Estimation of the benchmark model shows that all price elasticities are elastic, and their signs are as expected. Public capital elasticities are positive, although much smaller than reported in the literature.
Various formulations of wage and the output price are tried, and yield results that differ little from the benchmark. Omission of output price implies a misspecification error. Further, output price cannot be replaced by city-size and regional dummies as has been suggested by some authors.
Variations on the formulation of the public capital stock show two things. First, expected effect of public capital appears only after controlling for city size.

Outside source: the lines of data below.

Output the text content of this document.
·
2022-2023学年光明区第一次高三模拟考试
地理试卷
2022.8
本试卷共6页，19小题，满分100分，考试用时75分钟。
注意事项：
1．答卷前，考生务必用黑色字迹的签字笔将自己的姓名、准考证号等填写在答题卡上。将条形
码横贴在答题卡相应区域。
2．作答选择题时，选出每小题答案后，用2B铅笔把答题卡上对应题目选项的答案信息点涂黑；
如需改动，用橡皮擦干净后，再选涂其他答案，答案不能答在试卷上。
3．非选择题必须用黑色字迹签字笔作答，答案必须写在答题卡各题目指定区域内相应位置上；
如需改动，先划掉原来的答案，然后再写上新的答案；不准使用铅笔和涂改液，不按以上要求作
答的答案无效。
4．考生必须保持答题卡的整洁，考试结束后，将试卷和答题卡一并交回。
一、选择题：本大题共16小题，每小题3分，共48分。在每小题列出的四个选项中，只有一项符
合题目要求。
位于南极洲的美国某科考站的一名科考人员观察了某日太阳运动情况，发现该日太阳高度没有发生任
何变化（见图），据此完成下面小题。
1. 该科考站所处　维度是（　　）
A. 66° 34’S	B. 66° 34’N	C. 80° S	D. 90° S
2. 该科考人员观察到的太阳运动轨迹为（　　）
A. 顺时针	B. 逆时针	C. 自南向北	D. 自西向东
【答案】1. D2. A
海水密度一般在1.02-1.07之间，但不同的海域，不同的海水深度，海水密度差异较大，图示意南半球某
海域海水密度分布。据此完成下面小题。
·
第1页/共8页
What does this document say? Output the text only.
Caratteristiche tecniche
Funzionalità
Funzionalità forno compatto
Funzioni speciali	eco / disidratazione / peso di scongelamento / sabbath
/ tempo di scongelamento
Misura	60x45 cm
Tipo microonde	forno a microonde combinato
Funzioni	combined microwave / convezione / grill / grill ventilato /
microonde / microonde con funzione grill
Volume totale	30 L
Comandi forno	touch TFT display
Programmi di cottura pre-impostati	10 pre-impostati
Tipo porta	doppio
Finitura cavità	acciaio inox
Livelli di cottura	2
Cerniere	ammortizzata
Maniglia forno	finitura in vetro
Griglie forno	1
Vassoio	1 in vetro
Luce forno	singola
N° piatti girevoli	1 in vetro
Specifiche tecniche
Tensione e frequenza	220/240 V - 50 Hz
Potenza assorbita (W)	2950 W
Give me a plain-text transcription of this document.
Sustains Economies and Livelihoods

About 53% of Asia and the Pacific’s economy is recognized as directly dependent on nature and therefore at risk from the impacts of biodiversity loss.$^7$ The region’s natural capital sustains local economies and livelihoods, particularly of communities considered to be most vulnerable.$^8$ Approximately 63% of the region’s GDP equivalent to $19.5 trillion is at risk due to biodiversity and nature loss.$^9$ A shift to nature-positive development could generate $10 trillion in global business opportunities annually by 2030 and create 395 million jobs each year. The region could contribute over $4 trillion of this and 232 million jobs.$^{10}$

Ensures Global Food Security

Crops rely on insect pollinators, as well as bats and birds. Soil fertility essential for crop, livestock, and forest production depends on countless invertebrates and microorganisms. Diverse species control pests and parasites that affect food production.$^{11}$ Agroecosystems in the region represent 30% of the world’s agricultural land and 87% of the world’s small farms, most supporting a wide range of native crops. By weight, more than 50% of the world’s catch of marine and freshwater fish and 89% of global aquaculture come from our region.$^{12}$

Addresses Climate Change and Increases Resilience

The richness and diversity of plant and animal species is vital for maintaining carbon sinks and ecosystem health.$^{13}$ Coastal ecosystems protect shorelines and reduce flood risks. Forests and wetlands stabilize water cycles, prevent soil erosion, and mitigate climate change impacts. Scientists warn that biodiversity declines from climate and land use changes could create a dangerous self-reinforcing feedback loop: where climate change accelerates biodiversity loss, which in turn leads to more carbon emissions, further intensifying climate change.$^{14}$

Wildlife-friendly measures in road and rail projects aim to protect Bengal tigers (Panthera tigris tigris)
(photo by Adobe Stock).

Second, the size of the public capital elasticities are sensitive to the definition and specification of this public sector variable.
The robustness of 1982 result is established by showing that all elasticities maintain the same signs in 1963 and 1972, despite difficulties encountered in data construction.

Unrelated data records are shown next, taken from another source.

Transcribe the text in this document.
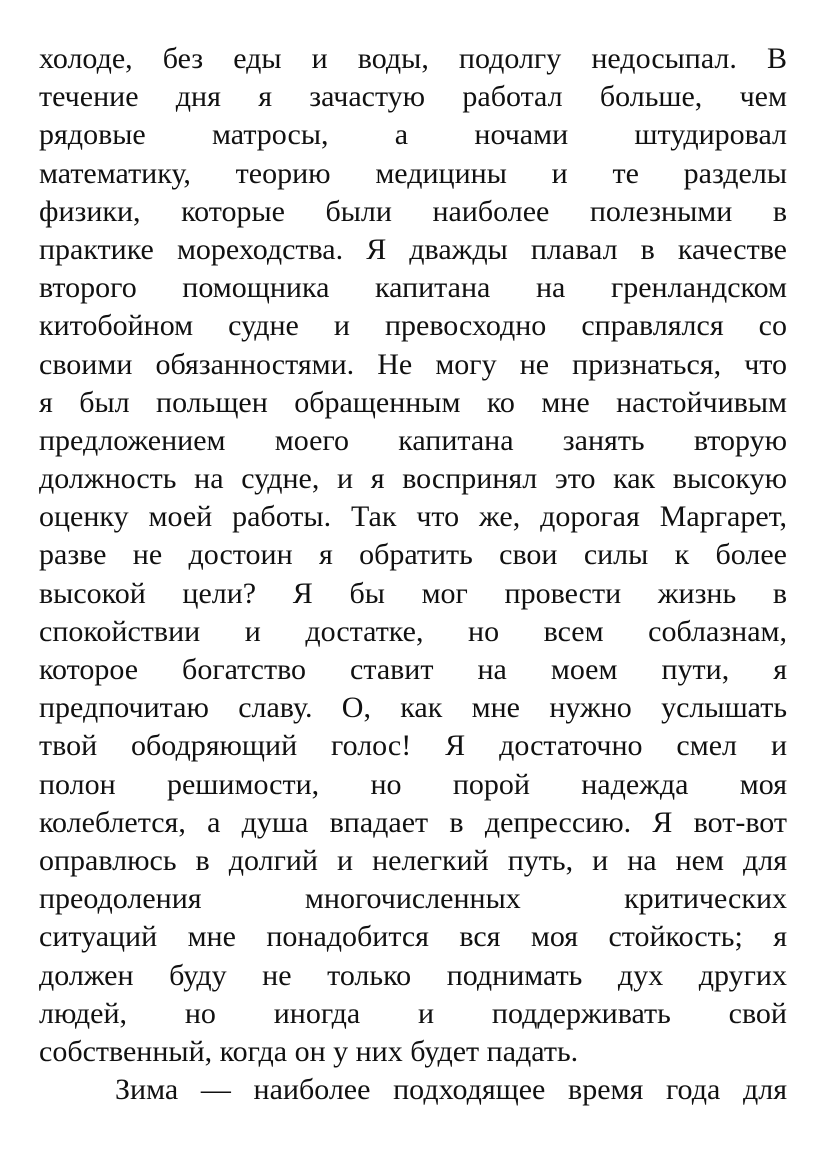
холоде, без еды и воды, подолгу недосыпал. В
течение дня я зачастую работал больше, чем
рядовые матросы, а ночами штудировал
математику, теорию медицины и те разделы
физики, которые были наиболее полезными в
практике мореходства. Я дважды плавал в качестве
второго помощника капитана на гренландском
китобойном судне и превосходно справлялся со
своими обязанностями. Не могу не признаться, что
я был польщен обращенным ко мне настойчивым
предложением моего капитана занять вторую
должность на судне, и я воспринял это как высокую
оценку моей работы. Так что же, дорогая Маргарет,
разве не достоин я обратить свои силы к более
высокой цели? Я бы мог провести жизнь в
спокойствии и достатке, но всем соблазнам,
которое богатство ставит на моем пути, я
предпочитаю славу. О, как мне нужно услышать
твой ободряющий голос! Я достаточно смел и
полон решимости, но порой надежда моя
колеблется, а душа впадает в депрессию. Я вот-вот
оправлюсь в долгий и нелегкий путь, и на нем для
преодоления многочисленных критических
ситуаций мне понадобится вся моя стойкость; я
должен буду не только поднимать дух других
людей, но иногда и поддерживать свой
собственный, когда он у них будет падать.
Зима — наиболее подходящее время года для
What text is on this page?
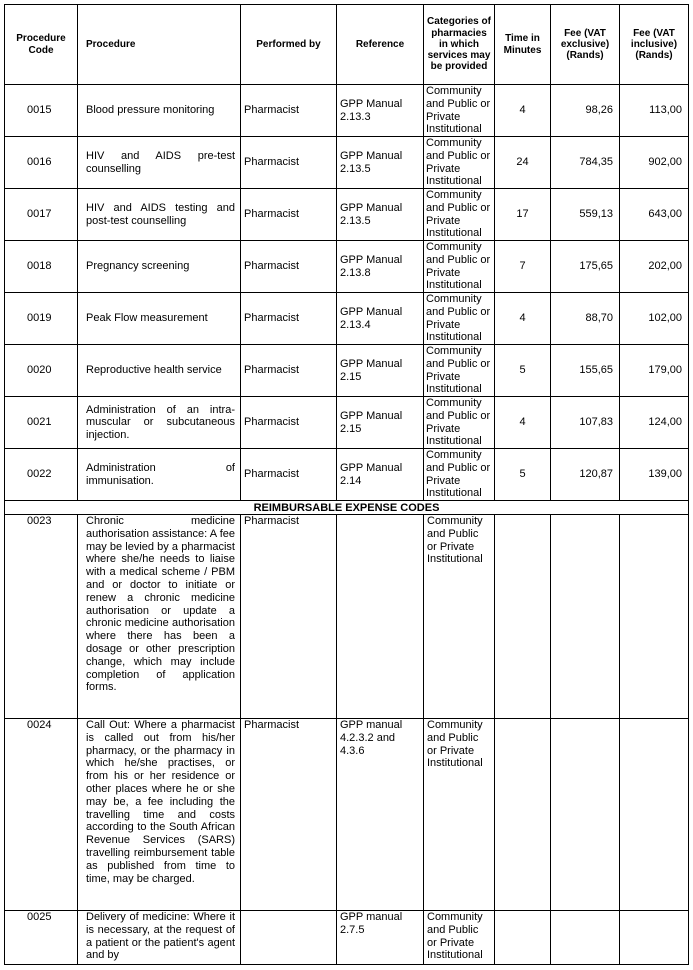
Procedure Code	Procedure	Performed by	Reference	Categories of pharmacies in which services may be provided	Time in Minutes	Fee (VAT exclusive) (Rands)	Fee (VAT inclusive) (Rands)
0015	Blood pressure monitoring	Pharmacist	GPP Manual 2.13.3	Community and Public or Private Institutional	4	98,26	113,00
0016	HIV and AIDS pre-test counselling	Pharmacist	GPP Manual 2.13.5	Community and Public or Private Institutional	24	784,35	902,00
0017	HIV and AIDS testing and post-test counselling	Pharmacist	GPP Manual 2.13.5	Community and Public or Private Institutional	17	559,13	643,00
0018	Pregnancy screening	Pharmacist	GPP Manual 2.13.8	Community and Public or Private Institutional	7	175,65	202,00
0019	Peak Flow measurement	Pharmacist	GPP Manual 2.13.4	Community and Public or Private Institutional	4	88,70	102,00
0020	Reproductive health service	Pharmacist	GPP Manual 2.15	Community and Public or Private Institutional	5	155,65	179,00
0021	Administration of an intra-muscular or subcutaneous injection.	Pharmacist	GPP Manual 2.15	Community and Public or Private Institutional	4	107,83	124,00
0022	Administration of immunisation.	Pharmacist	GPP Manual 2.14	Community and Public or Private Institutional	5	120,87	139,00
REIMBURSABLE EXPENSE CODES							
0023	Chronic medicine authorisation assistance: A fee may be levied by a pharmacist where she/he needs to liaise with a medical scheme / PBM and or doctor to initiate or renew a chronic medicine authorisation or update a chronic medicine authorisation where there has been a dosage or other prescription change, which may include completion of application forms.	Pharmacist		Community and Public or Private Institutional			
0024	Call Out: Where a pharmacist is called out from his/her pharmacy, or the pharmacy in which he/she practises, or from his or her residence or other places where he or she may be, a fee including the travelling time and costs according to the South African Revenue Services (SARS) travelling reimbursement table as published from time to time, may be charged.	Pharmacist	GPP manual 4.2.3.2 and 4.3.6	Community and Public or Private Institutional			
0025	Delivery of medicine: Where it is necessary, at the request of a patient or the patient's agent and by		GPP manual 2.7.5	Community and Public or Private Institutional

Simulations on various government policies are conducted on ten metropolitan areas in five states. Policy simulations considered are changes in state corporate income tax rates, state property tax rates, a combination of both state corporate income tax rates and state property tax rates, interest rates, the federal investment tax credit, wages, the output price, and public capital stocks.
The results shows the existence of different spatial impacts of government policies. It is also clear that the manufacturing sector is more sensitive to a federal policy of changing interest rates than a change in the investment tax credit. Government expenditures on public capital are also shown to be more effective in influencing the manufacturing sector in smaller metropolitan areas than larger ones.